In August of 1996 a group of friends invited me to attend the Michigan Womyn’s Music Festival. I’d heard them talk about it the year before and it sounded fabulous. The idea of taking a 4 day break from the patriarchy was very appealing. However, my husband, feeling a little insecure about me trapsing into the woods of Michigan with lesbian friends, asked for three promises—no nudity, no tattoos, and no sex with women. “Why go?” I joked.
It took me all but 30 minutes after setting up camp to relax into it. It didn’t even seem weird to see a woman wearing a fancy garter belt contraption and stiletto heels high stepping through the woods. Or to see a parade of semi clad red heads. Or to see bare chested women with scars from mastectomies. Everything was okay. It was like girl scout camp only way better.
The music was awesome. I was introduced to bands like Dar Williams whose “When I Was a Boy” song bought me to tears; Tribe 8 who pretended to separate men from their penises with a chain saw; and 7 Year Bitch introduced me to the Riot Grrrl scene. But my absolute favorite was the Murmurs, the lead singer tearing up as she sang about domestic violence in “Children of the Garden.” It was all so wild and yet gentle. I saw a 70 year old woman float like an angel above the hands of the crowd in the mosh pit. Her long gray hair draping down as she held her cane on her chest.
And OMG the percussionist Ubaka Hill! It felt like her drumming had summoned these tribes of women from around the world. I danced with the masses like a cave woman wearing nothing but my blue skirt and body paint.
There was respect for the land. No beer cans and cigarette butts littering the woods. There was cooperation. Every attendee had to work at least three shifts. You could be part of a stage crew, you could chop and stack fire wood, or work in the kitchen tent. I chopped 250 pounds of cabbage and shucked corn into a kiddy pool with five women from around the world,.
Everyone was cared for. There was ASL at every stage. There were quiet zones and rowdy zones. There were AA groups and NA groups. For the first time in my life, I was in the minority as a heterosexual. And there was a support group for that.

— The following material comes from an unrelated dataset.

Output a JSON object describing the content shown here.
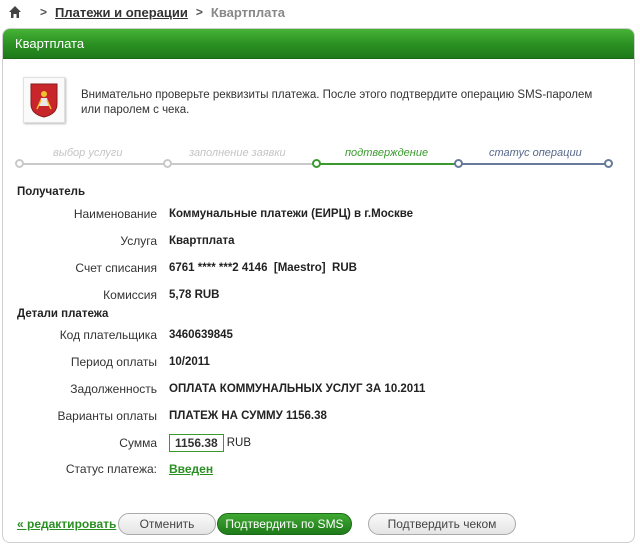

For me, the festival was hyper stimulation paired with profound relaxation and spirituality. But the overwhelming feeling was one of incredible safety. It felt like a long luxurious exhale.
I kept two of my promises to my husband. I didn’t get a tattoo or have sex. I attended the event for two more years.
Wikipedia says that “Michfest” or some version of it spanned from 1976 to 2015—almost 40 years. There were more than 5,000 women there each of the three years I attended on “the land” in Oceana County. There were years when 10,000 women attended. There’s a lot of speculation about why it ended. It might have had to do with the controversy of including trans women. So even this utopia was flawed. But maybe we can never achieve Utopia if we exclude anyone. Even people with penises. Except people who are assholes. Maybe exclude them.
(I recently told this story at an Ex Fabula story slam. The theme was Utopia. I didn’t think I had a story and then I remembered my precious days at the Michigan Womyn’s Music Festival. Ex Fabula is Milwaukee’s local story telling group.)